İnsanları anlamak ne kadar zor.

İşlerine, hırslarına, egolarına, karakteri oturmamış kim nereye çekerse oraya gidencilere, daha dün akıl verdiğin insanların bu gün sana o aklı satmaya çalışma çabalarına ya da etrafında kendi fikriymiş gibi anlatma hallerine, mütevaziliği bilmeyenlere alışmak mı sahteliği anladığın an sıyrılmak mı?

22 Mart 2012 Perşembe

Börtüböcüüü

Tam bahardayız artık bebi'yi tek bir ceketle dışarı çıkartmanın tadı enfes. Yaz gelsin şortarını giysin pofidik bacaklarıyla pıtır pıtır yürüsün hayalimiz tavan.

Günler müthiş hızlı akmaya devam ediyor. Adım atabiliyor, sıkılınca burnunu tatlı cadıdaki gibi oynatıp hızlı hızlı nefes alıyor, bu hali çok komik oluyor.

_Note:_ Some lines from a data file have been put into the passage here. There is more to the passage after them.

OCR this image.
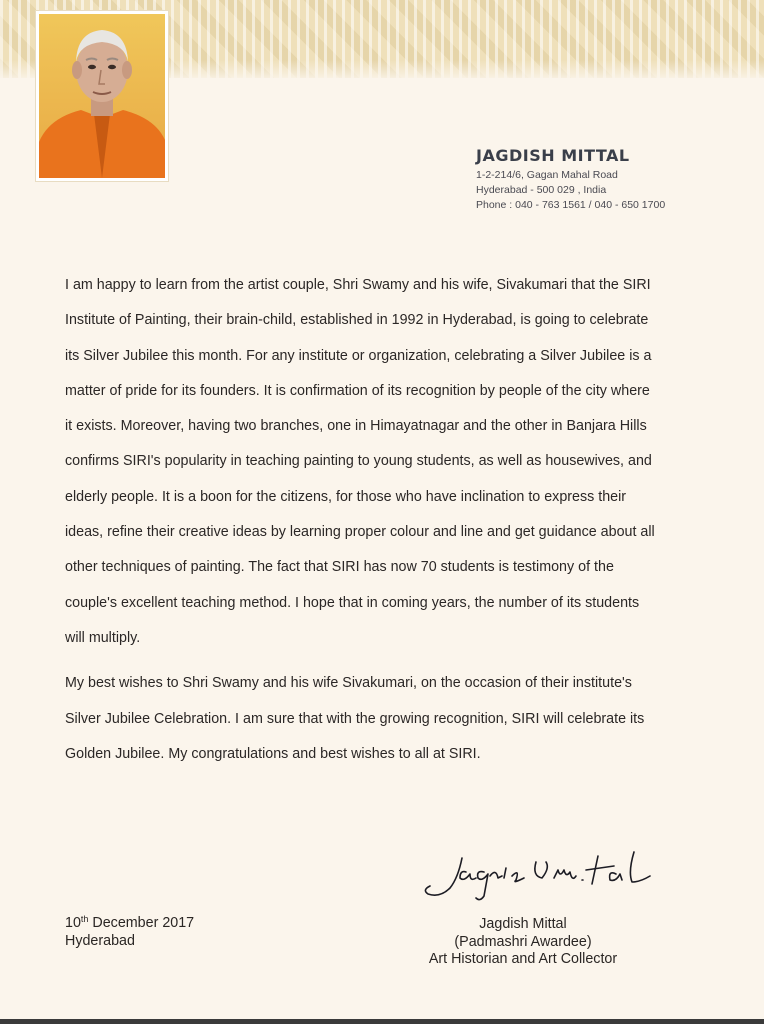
JAGDISH MITTAL
1-2-214/6, Gagan Mahal Road
Hyderabad - 500 029 , India
Phone : 040 - 763 1561 / 040 - 650 1700

I am happy to learn from the artist couple, Shri Swamy and his wife, Sivakumari that the SIRI Institute of Painting, their brain-child, established in 1992 in Hyderabad, is going to celebrate its Silver Jubilee this month. For any institute or organization, celebrating a Silver Jubilee is a matter of pride for its founders. It is confirmation of its recognition by people of the city where it exists. Moreover, having two branches, one in Himayatnagar and the other in Banjara Hills confirms SIRI's popularity in teaching painting to young students, as well as housewives, and elderly people. It is a boon for the citizens, for those who have inclination to express their ideas, refine their creative ideas by learning proper colour and line and get guidance about all other techniques of painting. The fact that SIRI has now 70 students is testimony of the couple's excellent teaching method. I hope that in coming years, the number of its students will multiply.

My best wishes to Shri Swamy and his wife Sivakumari, on the occasion of their institute's Silver Jubilee Celebration. I am sure that with the growing recognition, SIRI will celebrate its Golden Jubilee. My congratulations and best wishes to all at SIRI.

10th December 2017
Hyderabad
Jagdish Mittal
(Padmashri Awardee)
Art Historian and Art Collector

Supermario'nun eve geldiğinde yaşadığı özlem duygusu müthiş duygulandırıyor beni. Sana bu denli düşkün olmasına bayılıyorum. Çoğu hareketini babama benzetiyorum. O da bana çok düşkündü. Aklıma geliyor keşke seni görseydi diye gözlerim doluyor. Şuan olduğu gibi.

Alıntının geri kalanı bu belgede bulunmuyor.